3. $\dfrac { 10 }{ 4 } { \mu } _{ 0 }$

4. $\dfrac { 5 }{ 4 } { \mu } _{ 0 }$

Correct Option: D
Explanation:

Given, ${ N } _{ 1 }={ N } _{ 2 }=25$ turns
${ R } _{ 1 }=50 cm=0.5 m$
${ R } _{ 2 }=200 cm=2 m$
${ i } _{ 1 }=0.1A, { i } _{ 2 }=0.2A$
The magnitude of the magnetic field
$\Delta B={ B } _{ 1 }-{ B } _{ 2 }$
$=\dfrac { { \mu } _{ 0 }{ N } _{ 1 }{ i } _{ 1 } }{ 2{ R } _{ 1 } } -\dfrac { { \mu } _{ 0 }{ N } _{ 2 }{ i } _{ 2 } }{ 2{ R } _{ 2 } }$
$=\dfrac { { \mu } _{ 0 }\times 25 }{ 2 } \left( \dfrac { { i } _{ 1 } }{ { R } _{ 1 } } -\dfrac { { i } _{ 2 } }{ { R } _{ 2 } } \right)$
$=\dfrac { { \mu } _{ 0 }\times 25 }{ 2 } \left( \dfrac { 0.1 }{ 0.5 } -\dfrac { 0.2 }{ 2 } \right)$
$=\dfrac { 25 }{ 2 } { \mu } _{ 0 }\left( \dfrac { 1 }{ 5 } -\dfrac { 1 }{ 10 } \right)$
$=\dfrac { 25 }{ 2 } { \mu } _{ 0 }\left( \dfrac { 2-1 }{ 10 } \right)$
$=\dfrac { 25 }{ 2 } { \mu } _{ 0 }\times \dfrac { 1 }{ 10 } =\dfrac { 25 }{ 20 } { \mu } _{ 0 }=\dfrac { 5 }{ 4 } { \mu } _{ 0 }$

A solenoid of length 30 cm with 10 turns per centimetre and area of cross-Section 40 $cm^2$completely surrounds another co-axial solenoid of same length, area of Cross-section 20 $cm^2$ with 40 turns per centimetre.
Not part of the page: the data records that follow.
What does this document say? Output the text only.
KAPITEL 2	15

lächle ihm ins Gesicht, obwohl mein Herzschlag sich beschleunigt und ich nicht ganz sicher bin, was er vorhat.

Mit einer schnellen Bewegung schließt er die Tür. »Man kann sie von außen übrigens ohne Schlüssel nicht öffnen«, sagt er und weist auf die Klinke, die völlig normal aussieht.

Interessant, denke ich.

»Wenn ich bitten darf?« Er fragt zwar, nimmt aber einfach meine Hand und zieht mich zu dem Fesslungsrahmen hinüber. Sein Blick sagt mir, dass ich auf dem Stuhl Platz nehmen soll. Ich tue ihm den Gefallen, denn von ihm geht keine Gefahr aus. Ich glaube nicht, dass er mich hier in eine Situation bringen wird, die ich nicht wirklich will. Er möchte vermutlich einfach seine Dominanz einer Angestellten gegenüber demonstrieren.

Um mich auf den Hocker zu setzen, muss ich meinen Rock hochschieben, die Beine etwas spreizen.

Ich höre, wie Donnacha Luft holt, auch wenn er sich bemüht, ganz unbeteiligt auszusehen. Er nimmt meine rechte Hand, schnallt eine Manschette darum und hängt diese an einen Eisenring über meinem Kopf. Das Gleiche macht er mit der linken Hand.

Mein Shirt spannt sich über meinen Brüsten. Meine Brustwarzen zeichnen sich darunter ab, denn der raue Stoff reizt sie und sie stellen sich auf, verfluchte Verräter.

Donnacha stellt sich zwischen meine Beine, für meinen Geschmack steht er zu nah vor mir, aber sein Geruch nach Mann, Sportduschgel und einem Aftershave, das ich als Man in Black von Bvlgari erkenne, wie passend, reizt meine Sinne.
The mutual inductance of the

1. 10 H

2. 8 H

3. 3mH

4. 30 mH

Correct Option: C
Explanation:

Given:

$n _1 = 10cm^{-1} = 1000 m^{-1}$
$n _2 = 40cm^{-1} = 4000 m^{-1}$
$l= 30cm = 30 \, \times \, 10m^{-2}$
$A _2 = 20cm^2 = 20 \, \times \, 10^{-4}m^2$

Mutual inductance of the system,
$M \, = \, \mu _0n _1n _2A _2l$                                  (Where $A _2$ is the area of inner solenoid.)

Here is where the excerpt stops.